Rapson Invs. LLC v 45 E. 22nd St. Prop. LLC
2020 NY Slip Op 01386 [180 AD3d 614]
February 27, 2020
Appellate Division, First Department
Published by New York State Law Reporting Bureau pursuant to Judiciary Law § 431.
As corrected through Wednesday, April 1, 2020


[*1]
 Rapson Investments LLC et al., Appellants,
v
45 East 22nd Street Property LLC, Respondent.

Adam Leitman Bailey, PC, New York (Jeffrey R. Metz of counsel), for appellants.

Holland & Knight LLP, New York (Robert S. Bernstein of counsel), for respondent.

Order, Supreme Court, New York County (Andrew S. Borrok, J.), entered March 11, 2019, which granted defendant's motion for summary judgment dismissing the complaint, and denied plaintiffs' cross motion for summary judgment, unanimously affirmed, with costs.

Given that plaintiffs do not deny that they were in breach of their respective purchase agreements and the amendments thereto when defendant sent out premature notices of termination, plaintiffs' cause of action for anticipatory breach must fail. By definition, an anticipatory breach cannot be committed where, as here, one party is already in material breach of the contract (Kaplan v Madison Park Group Owners, LLC, 94 AD3d 616, 618 [1st Dept 2012], lv denied 20 NY3d 858 [2013]).

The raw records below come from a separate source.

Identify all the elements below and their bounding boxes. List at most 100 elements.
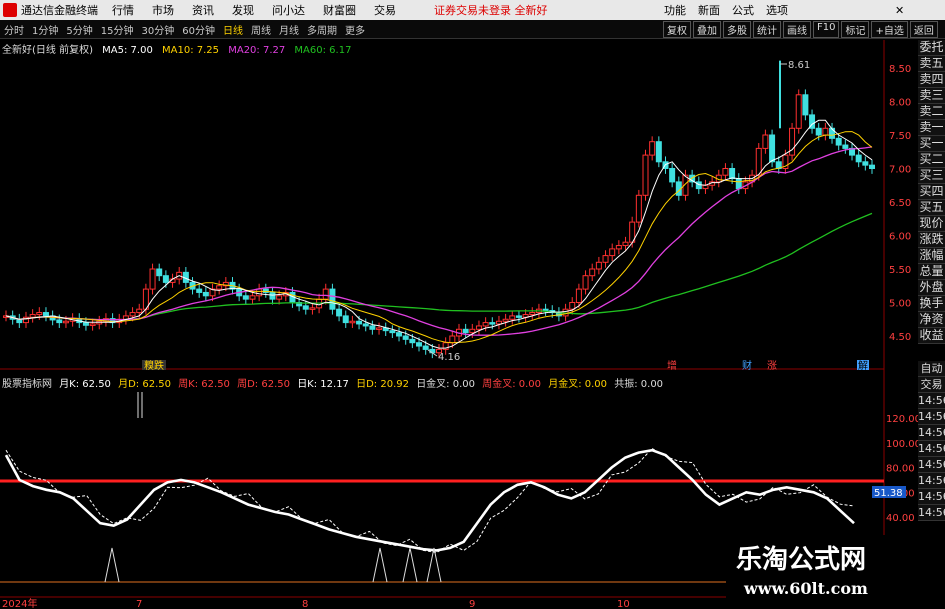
ma5-legend: MA5: 7.00: [102, 45, 153, 56]
side-panel-item[interactable]: 卖三: [918, 88, 945, 104]
candle-body: [156, 268, 163, 277]
indicator-axis-label: 100.00: [886, 439, 921, 450]
chart-title: 全新好(日线 前复权): [2, 45, 93, 56]
price-axis-label: 4.50: [889, 332, 911, 343]
side-panel-item[interactable]: 涨跌: [918, 232, 945, 248]
side-time-label: 14:56: [918, 393, 945, 409]
candle-body: [582, 275, 589, 290]
indicator-current-value: 51.38: [874, 488, 903, 499]
candle-body: [869, 164, 875, 169]
side-panel-item[interactable]: 涨幅: [918, 248, 945, 264]
indicator-name[interactable]: 股票指标网: [2, 379, 52, 390]
candle-body: [56, 319, 63, 324]
candle-body: [376, 327, 383, 330]
candle-body: [842, 144, 849, 149]
date-axis-label: 2024年: [2, 597, 37, 609]
side-time-label: 14:56: [918, 489, 945, 505]
event-marker[interactable]: 糗跌: [144, 359, 164, 372]
month-cross: 月金叉: 0.00: [548, 379, 608, 390]
price-axis-label: 8.50: [889, 64, 911, 75]
candle-body: [615, 245, 622, 250]
side-time-label: 14:56: [918, 505, 945, 521]
side-time-label: 14:56: [918, 473, 945, 489]
ma5-line: [5, 119, 873, 349]
event-marker[interactable]: 财: [742, 359, 752, 372]
candle-body: [196, 288, 203, 293]
candle-body: [795, 94, 802, 129]
side-panel-item[interactable]: 卖一: [918, 120, 945, 136]
candle-body: [89, 323, 96, 326]
watermark-name: 乐淘公式网: [736, 545, 867, 575]
side-panel-item[interactable]: 卖五: [918, 56, 945, 72]
side-panel-item[interactable]: 买三: [918, 168, 945, 184]
week-k: 周K: 62.50: [178, 379, 230, 390]
event-marker[interactable]: 增: [667, 359, 677, 372]
candle-body: [509, 315, 516, 320]
side-panel-item[interactable]: 换手: [918, 296, 945, 312]
candle-body: [862, 161, 869, 166]
month-k: 月K: 62.50: [59, 379, 111, 390]
side-panel-item[interactable]: 净资: [918, 312, 945, 328]
indicator-legend: 股票指标网 月K: 62.50 月D: 62.50 周K: 62.50 周D: …: [2, 375, 667, 390]
candle-body: [462, 328, 469, 334]
side-panel-item[interactable]: 买五: [918, 200, 945, 216]
side-panel-item[interactable]: 总量: [918, 264, 945, 280]
price-axis-label: 7.50: [889, 131, 911, 142]
event-marker[interactable]: 解: [858, 359, 868, 372]
candle-body: [369, 325, 376, 330]
candle-body: [655, 141, 662, 163]
candle-body: [735, 178, 742, 190]
candle-body: [349, 320, 356, 324]
date-axis-label: 7: [136, 599, 142, 609]
candle-body: [302, 305, 309, 310]
kline-chart[interactable]: 8.50 8.00 7.50 7.00 6.50 6.00 5.50 5.00 4.50 8.6…: [0, 0, 945, 609]
side-panel-item[interactable]: 卖二: [918, 104, 945, 120]
ma60-line: [5, 212, 873, 321]
quote-side-panel: 委托 卖五 卖四 卖三 卖二 卖一 买一 买二 买三 买四 买五 现价 涨跌 涨幅 总量 外盘 换手 净资 收益 自动…: [918, 40, 945, 521]
candle-body: [769, 134, 776, 163]
day-cross: 日金叉: 0.00: [416, 379, 476, 390]
price-axis-label: 5.50: [889, 265, 911, 276]
candle-body: [589, 268, 596, 277]
candle-body: [855, 154, 862, 163]
week-d: 周D: 62.50: [237, 379, 290, 390]
candle-body: [256, 288, 263, 297]
candle-body: [162, 275, 169, 283]
side-panel-item[interactable]: 收益: [918, 328, 945, 344]
candle-body: [29, 314, 36, 318]
side-panel-item[interactable]: 外盘: [918, 280, 945, 296]
side-panel-item[interactable]: 买一: [918, 136, 945, 152]
ma10-legend: MA10: 7.25: [162, 45, 220, 56]
candle-body: [489, 322, 496, 325]
candle-body: [669, 168, 676, 183]
candle-body: [569, 302, 576, 310]
candle-body: [309, 307, 316, 310]
candle-body: [469, 328, 476, 334]
candle-body: [62, 320, 69, 324]
signal-spike: [426, 547, 442, 583]
candle-body: [362, 323, 369, 327]
signal-spike: [402, 547, 418, 583]
side-panel-item[interactable]: 买四: [918, 184, 945, 200]
candle-body: [249, 295, 256, 300]
price-axis-label: 8.00: [889, 98, 911, 109]
candle-body: [609, 248, 616, 257]
event-marker[interactable]: 涨: [767, 360, 777, 372]
candle-body: [835, 137, 842, 146]
side-panel-item[interactable]: 现价: [918, 216, 945, 232]
candle-body: [129, 312, 136, 317]
price-axis-label: 5.00: [889, 299, 911, 310]
candle-body: [389, 330, 396, 334]
day-k: 日K: 12.17: [297, 379, 349, 390]
side-panel-item[interactable]: 委托: [918, 40, 945, 56]
candle-body: [242, 295, 249, 300]
side-panel-item[interactable]: 卖四: [918, 72, 945, 88]
candle-body: [136, 308, 143, 314]
signal-spike: [104, 547, 120, 583]
side-time-label: 14:56: [918, 409, 945, 425]
watermark-url: www.60lt.com: [744, 579, 868, 598]
candle-body: [322, 288, 329, 300]
candle-body: [422, 345, 429, 350]
candle-body: [36, 312, 43, 316]
side-panel-item[interactable]: 买二: [918, 152, 945, 168]
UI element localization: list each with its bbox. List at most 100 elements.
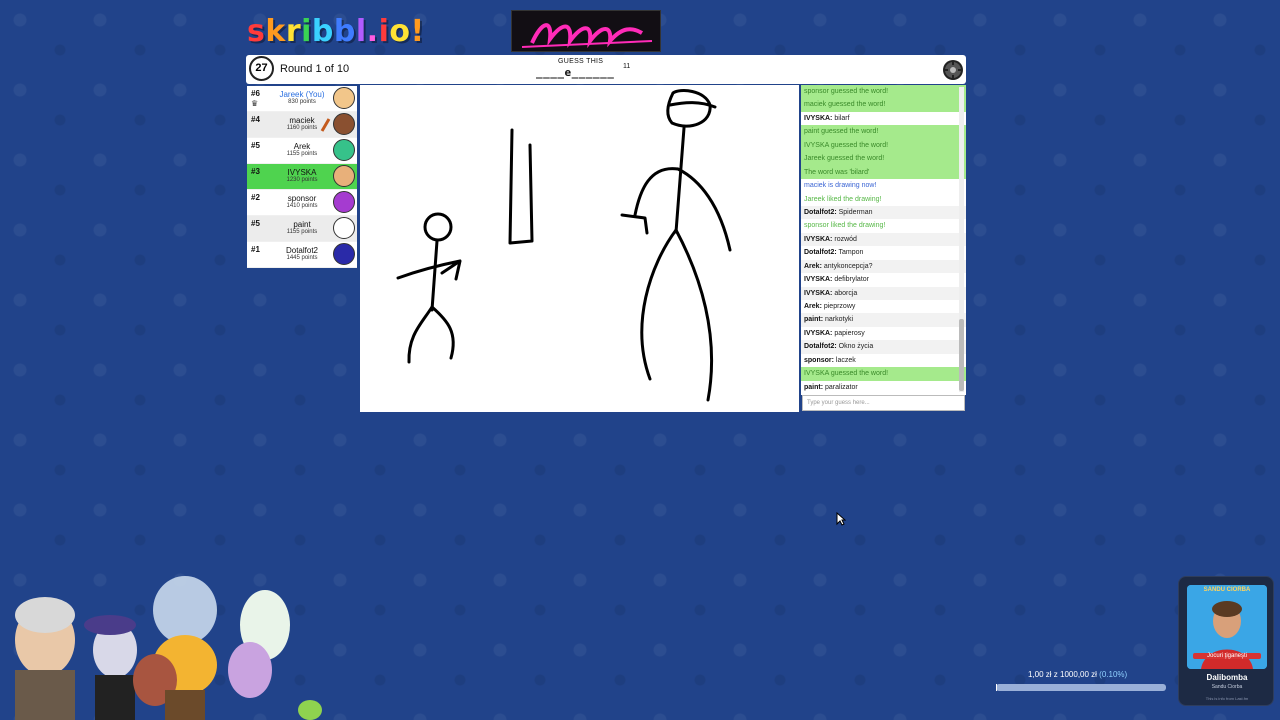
player-rank: #2 — [251, 193, 260, 202]
timer-clock-icon: 27 — [249, 56, 274, 81]
big-figure-arms — [633, 167, 732, 252]
chat-message: sponsor: laczek — [801, 354, 966, 367]
player-name: IVYSKA — [287, 168, 317, 177]
chat-text: Okno życia — [838, 343, 874, 351]
skribbl-logo: skribbl.io! — [247, 14, 425, 49]
small-figure-legs — [407, 305, 455, 364]
player-name: sponsor — [287, 194, 317, 203]
donation-percent: (0.10%) — [1099, 670, 1128, 679]
chat-message: Dotalfot2: Okno życia — [801, 340, 966, 354]
chat-username: Dotalfot2: — [804, 208, 837, 216]
logo-letter: i — [378, 14, 390, 49]
mouse-cursor-icon — [836, 512, 846, 526]
chat-message: maciek is drawing now! — [804, 182, 877, 190]
player-avatar — [333, 113, 355, 135]
player-rank: #4 — [251, 115, 260, 124]
chat-text: Spiderman — [838, 208, 873, 216]
player-points: 1445 points — [286, 255, 318, 261]
logo-letter: b — [311, 14, 334, 49]
chat-username: paint: — [804, 316, 824, 324]
chat-username: Arek: — [804, 262, 822, 270]
settings-button[interactable] — [941, 58, 964, 81]
player-row[interactable]: #4 maciek 1160 points — [247, 112, 357, 138]
chat-message: maciek guessed the word! — [801, 98, 966, 112]
player-points: 1230 points — [286, 177, 318, 183]
player-row[interactable]: #2 sponsor 1410 points — [247, 190, 357, 216]
chat-username: Dotalfot2: — [804, 343, 837, 351]
crown-icon: ♛ — [251, 99, 259, 108]
song-title: Dalibomba — [1206, 673, 1248, 682]
chat-text: rozwód — [834, 235, 857, 243]
logo-letter: r — [285, 14, 302, 49]
chat-message: IVYSKA: bilarf — [801, 112, 966, 125]
drawing-canvas[interactable] — [360, 85, 799, 412]
small-figure-arms — [396, 259, 462, 281]
player-avatar — [333, 191, 355, 213]
chat-message: IVYSKA guessed the word! — [801, 138, 966, 153]
gear-icon — [942, 59, 963, 80]
logo-letter: o — [389, 14, 411, 49]
chat-username: IVYSKA: — [804, 289, 833, 297]
word-hint: ____e______ — [536, 66, 615, 79]
player-row[interactable]: #5 paint 1155 points — [247, 216, 357, 242]
chat-message: IVYSKA guessed the word! — [801, 367, 966, 381]
chat-message: IVYSKA: aborcja — [801, 286, 966, 300]
chat-message: paint: narkotyki — [801, 313, 966, 327]
player-avatar — [333, 217, 355, 239]
chat-message: The word was 'bilard' — [801, 165, 966, 180]
player-row[interactable]: #1 Dotalfot2 1445 points — [247, 242, 357, 268]
chat-text: papierosy — [834, 329, 865, 337]
logo-letter: . — [366, 14, 379, 49]
chat-guess-input[interactable]: Type your guess here... — [802, 395, 965, 411]
chat-username: paint: — [804, 383, 824, 391]
player-points: 1155 points — [286, 151, 318, 157]
player-row[interactable]: #5 Arek 1155 points — [247, 138, 357, 164]
logo-letter: i — [301, 14, 312, 49]
player-rank: #3 — [251, 167, 260, 176]
banner-image — [511, 10, 661, 52]
tall-rectangle — [508, 128, 534, 245]
player-list: #6 Jareek (You) 830 points ♛ #4 maciek 1160 po… — [247, 86, 357, 268]
word-length: 11 — [623, 63, 631, 70]
drawing — [396, 89, 732, 402]
chat-message: Arek: pieprzowy — [801, 300, 966, 313]
chat-text: antykoncepcja? — [823, 262, 873, 270]
big-figure-head — [666, 89, 717, 128]
chat-text: narkotyki — [825, 316, 854, 324]
donation-progress-bar — [996, 684, 1166, 691]
album-title: SANDU CIORBA — [1203, 587, 1251, 593]
logo-letter: l — [355, 14, 367, 49]
chat-scrollbar[interactable] — [959, 87, 964, 392]
donation-amount: 1,00 zł z 1000,00 zł — [1028, 670, 1097, 679]
chat-text: bilarf — [834, 114, 850, 122]
chat-text: defibrylator — [834, 276, 869, 284]
player-row[interactable]: #3 IVYSKA 1230 points — [247, 164, 357, 190]
player-avatar — [333, 139, 355, 161]
chat-message: Jareek guessed the word! — [801, 152, 966, 166]
chat-text: pieprzowy — [823, 303, 856, 310]
chat-message: Dotalfot2: Spiderman — [801, 205, 966, 220]
guess-label: GUESS THIS — [558, 58, 604, 65]
player-points: 1410 points — [286, 203, 318, 209]
player-name: Arek — [293, 142, 311, 151]
player-points: 830 points — [288, 99, 316, 105]
player-row[interactable]: #6 Jareek (You) 830 points ♛ — [247, 86, 357, 112]
logo-letter: b — [333, 14, 356, 49]
player-rank: #1 — [251, 245, 260, 254]
chat-text: laczek — [835, 356, 856, 364]
chat-message: Jareek liked the drawing! — [804, 195, 882, 203]
player-avatar — [333, 165, 355, 187]
chat-message: Dotalfot2: Tampon — [801, 246, 966, 259]
big-figure-legs — [640, 228, 714, 402]
big-figure-body — [674, 126, 686, 234]
card-footer: This is info from Last.fm — [1205, 696, 1249, 701]
chat-username: IVYSKA: — [804, 329, 833, 337]
album-subtitle: Jocuri ţiganeşti — [1193, 653, 1261, 659]
chat-text: paralizator — [825, 383, 858, 391]
game-header: 27 Round 1 of 10 GUESS THIS ____e______ … — [246, 55, 966, 84]
player-name: paint — [293, 220, 311, 229]
player-rank: #6 — [251, 89, 260, 98]
round-indicator: Round 1 of 10 — [280, 63, 350, 75]
chat-text: Tampon — [838, 249, 864, 257]
chat-message: paint: paralizator — [801, 381, 966, 394]
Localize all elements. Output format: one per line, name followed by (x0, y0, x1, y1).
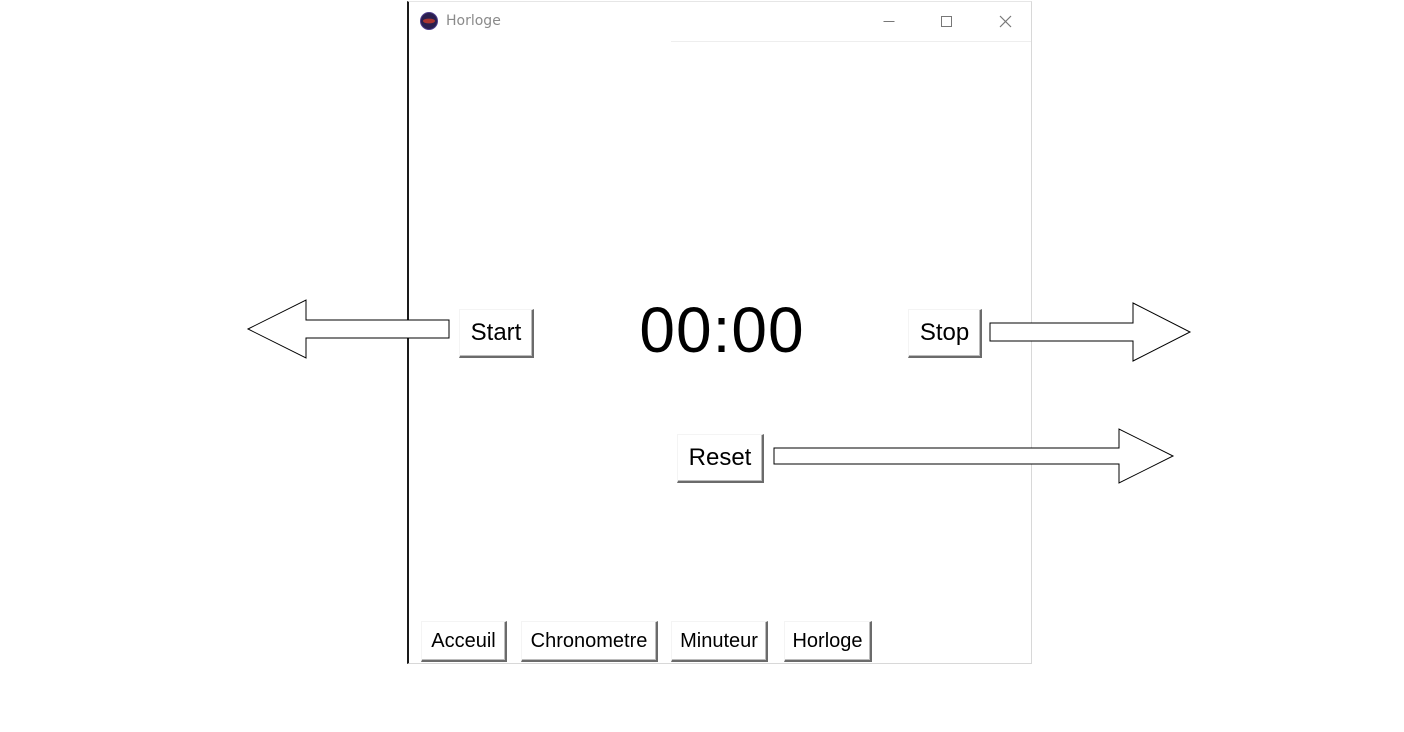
reset-button[interactable]: Reset (677, 434, 764, 483)
start-button[interactable]: Start (459, 309, 534, 358)
nav-chronometre-button[interactable]: Chronometre (521, 621, 658, 662)
nav-horloge-button[interactable]: Horloge (784, 621, 872, 662)
app-logo-icon (420, 12, 438, 30)
close-button[interactable] (982, 2, 1028, 41)
minimize-icon (883, 21, 895, 22)
minimize-button[interactable] (866, 2, 912, 41)
arrow-left-icon (246, 299, 450, 359)
time-display: 00:00 (639, 294, 805, 366)
title-bar[interactable]: Horloge (409, 2, 1031, 41)
nav-minuteur-button[interactable]: Minuteur (671, 621, 768, 662)
maximize-button[interactable] (923, 2, 969, 41)
title-bar-divider (671, 41, 1031, 42)
window-title: Horloge (446, 13, 501, 29)
stop-button[interactable]: Stop (908, 309, 982, 358)
close-icon (999, 15, 1012, 28)
arrow-right-icon (989, 302, 1192, 362)
maximize-icon (941, 16, 952, 27)
nav-acceuil-button[interactable]: Acceuil (421, 621, 507, 662)
arrow-right-icon (773, 428, 1175, 484)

Even if we were to find the amendments to the purchase agreements unenforceable under General Business Law § 352-h because they purported to require plaintiffs to release their deposits to defendant as consideration for extending the time to close, plaintiffs still would have forfeited their rights to the respective down payments under the purchase agreements upon their defaults and admitted subsequent failure to cure (13 NYCRR 22.3 [k] [2] [vii]).

Plaintiff's cause of action for breach of the covenant of good faith and fair dealing cannot create new contract rights or defeat express contract provisions, and therefore was properly dismissed (Fesseha v TD Waterhouse Inv. Servs., 305 AD2d 268 [1st Dept 2003]). Similarly, a claim for unjust enrichment will not stand in the face of a written agreement (IDT Corp. v Morgan Stanley Dean Witter & Co., 12 NY3d 132, 142 [2009]), and as for appeals to equity, it has long been the law of this State that "a vendee who defaults on a real estate contract without lawful excuse cannot recover his or her down payment" (Uzan v 845 UN Ltd. Partnership, 10 AD3d 230, 236 [1st Dept 2004]). Concur—Manzanet-Daniels, J.P., Kapnick, Gesmer, Oing, JJ. [Prior Case History: 62 Misc 3d 1227(A), 2019 NY Slip Op 50303(U).]